Le quêteux

Le quêteux

 

Sur le coin d’une grande allée,

Un vieux quêteux tout fatigué,

Abrité d’un manteau cousu de trous,

Enlaçait un verre en carton vide de sou.

 

Le quêteux était maquillé de rides,

Comme des sillons dans une terre aride.

Il avait chapeauté sa tête d’une coiffure,  

Un bonnet qui n’avait pas d’allure.

 

Ses yeux étaient de tout bord cernés

Pour n’avoir possiblement pas dormi.

Ses guenilles étaient plus que fripées,

Un costard qui sur bien des gens avait passé.

 

Il se tenait bien droit avec son dos tout courbé.

Il avait l’allure d’une grande personnalité.

Il faisait semblant de ne voir personne,

Attendant sans doute qu’on le klaxonne.

 

Il faisait trois pas par en avant,

Puis il en marchait trois autres par en arrière,

Usant le sol sous ses pieds, tout doucement,

Imprégnant ainsi, son passage sur cette terre.

 

Des voitures allaient et venaient

Et près de lui, à vive allure, roulaient,

Trop occupé sans doute à se rendre nul part,

Là où on ne pouvait se permettre d’être en retard.

 

Le vieux quêteux attendait sans maudire,

Silencieux comme le signe ARRÊT à ses côtés.

Il n’affichait même pas un sourire,

L’ayant peut-être aussi vendu pour manger.

 

Oui, sur le coin d’une grande allée,

Un vieux quêteux tout fatigué,

Abrité d’un manteau cousu de trous,

Enlaçait un verre en carton vide de sou.

 

En arrivant près de lui, je me suis arrêté

Et d’un petit signe de voix, l’ai interpellé.

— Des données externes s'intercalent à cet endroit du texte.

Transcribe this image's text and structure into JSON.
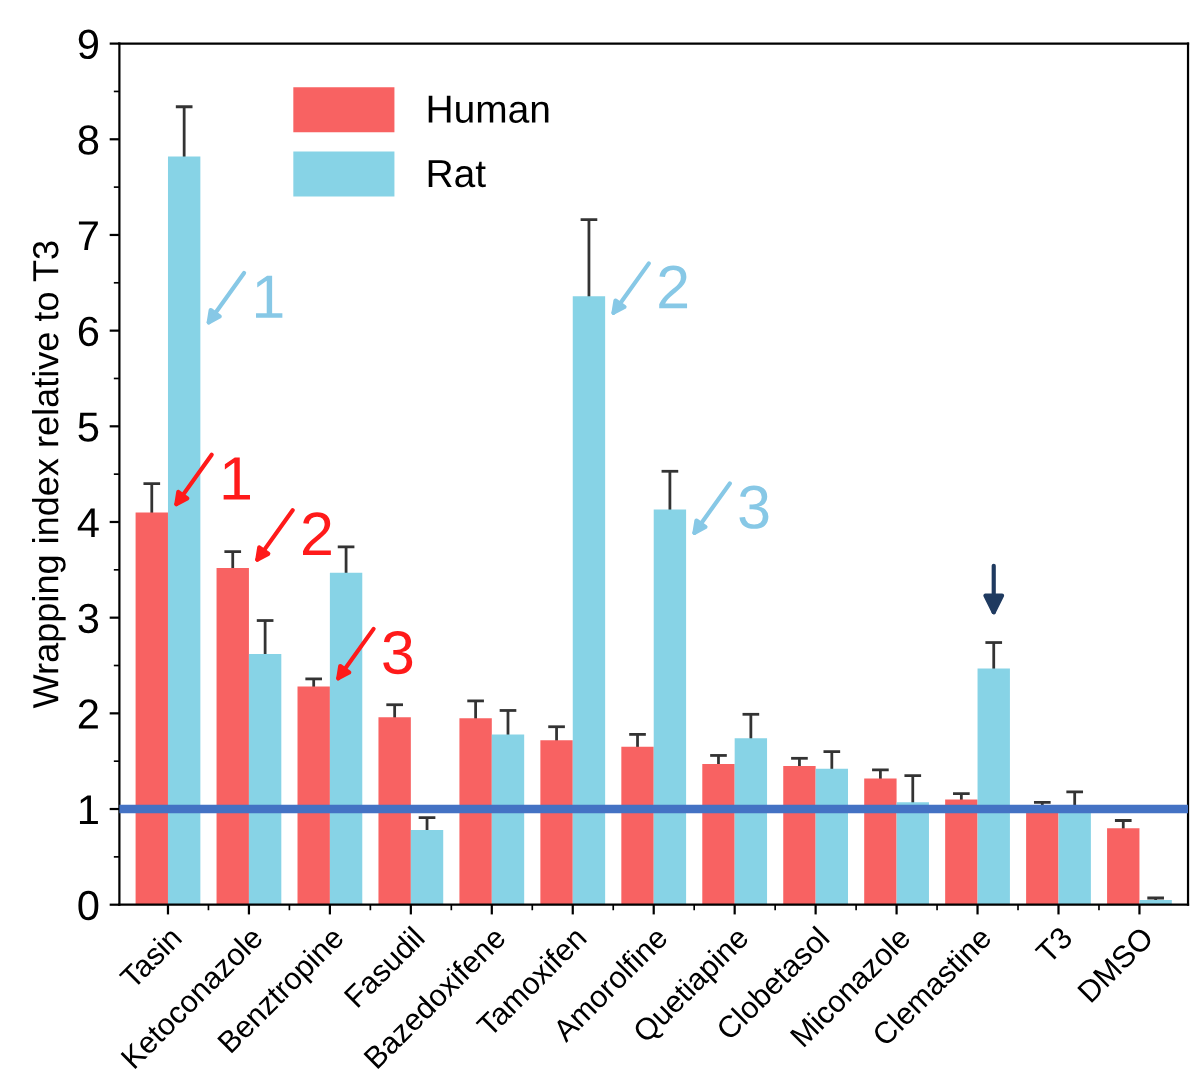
{
  "chart_data": {
    "type": "bar",
    "ylabel": "Wrapping index relative to T3",
    "categories": [
      "Tasin",
      "Ketoconazole",
      "Benztropine",
      "Fasudil",
      "Bazedoxifene",
      "Tamoxifen",
      "Amorolfine",
      "Quetiapine",
      "Clobetasol",
      "Miconazole",
      "Clemastine",
      "T3",
      "DMSO"
    ],
    "series": [
      {
        "name": "Human",
        "color": "#f86262",
        "values": [
          4.1,
          3.52,
          2.28,
          1.96,
          1.95,
          1.72,
          1.65,
          1.47,
          1.45,
          1.32,
          1.1,
          1.0,
          0.8
        ],
        "errors": [
          0.3,
          0.17,
          0.08,
          0.13,
          0.18,
          0.14,
          0.13,
          0.09,
          0.08,
          0.09,
          0.06,
          0.07,
          0.08
        ]
      },
      {
        "name": "Rat",
        "color": "#87d3e6",
        "values": [
          7.82,
          2.62,
          3.47,
          0.78,
          1.78,
          6.36,
          4.13,
          1.74,
          1.42,
          1.07,
          2.47,
          1.0,
          0.05
        ],
        "errors": [
          0.52,
          0.35,
          0.27,
          0.13,
          0.25,
          0.8,
          0.4,
          0.25,
          0.18,
          0.28,
          0.27,
          0.18,
          0.02
        ]
      }
    ],
    "ylim": [
      0,
      9
    ],
    "yticks": [
      0,
      1,
      2,
      3,
      4,
      5,
      6,
      7,
      8,
      9
    ],
    "ref_lines": [
      {
        "axis": "y",
        "value": 1,
        "color": "#4472c4",
        "line_style": "solid"
      }
    ],
    "annotations": [
      {
        "text": "1",
        "x": "Tasin",
        "y": 4.1
      },
      {
        "text": "2",
        "x": "Ketoconazole",
        "y": 3.52
      },
      {
        "text": "3",
        "x": "Benztropine",
        "y": 2.28
      },
      {
        "text": "1",
        "x": "Tasin",
        "y": 6.0
      },
      {
        "text": "2",
        "x": "Tamoxifen",
        "y": 6.1
      },
      {
        "text": "3",
        "x": "Amorolfine",
        "y": 3.8
      }
    ],
    "legend": "top left",
    "grid": false
  }
}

Mon geste l’a sans doute réveillé

Et avec hésitation, vers moi, il s’est dirigé.

 

Il a alors tendu son verre d’un bras hésitant.

J’y ai glissé quelques sous bien sonnants.

Il a hoché la tête comme un bel ange,

Celui que je voyais dans l’église de mon enfance.

 

Puis à ce sans nom que j’ai appelé monsieur,

J’ai souhaité bon succès pour remplir sa tirelire.

De suite il a répliqué avec un grand sourire,

Tout en faisant briller ses deux grands yeux.

 

Cela fait, j’allais reprendre mon chemin,

Tout en voulant saluer le quêteux de la main.

Car lui donner un peu, m’avait fait sentir important,

M’avait fait sentir utile pendant un instant.

 

Mais du quêteux, il restait si peu,

Si ce n’était qu’un manteau cousu de trous

Que portait un être se tenant debout

Et qui ressemblait à notre homme miteux.

 

Car maintenant, sur le coin d’une grande allée,

C’était un ange qui comme un quêteux habillé

Tendait un verre plein de bonheur à donner

Et dans lequel on n’avait qu’à aller piger.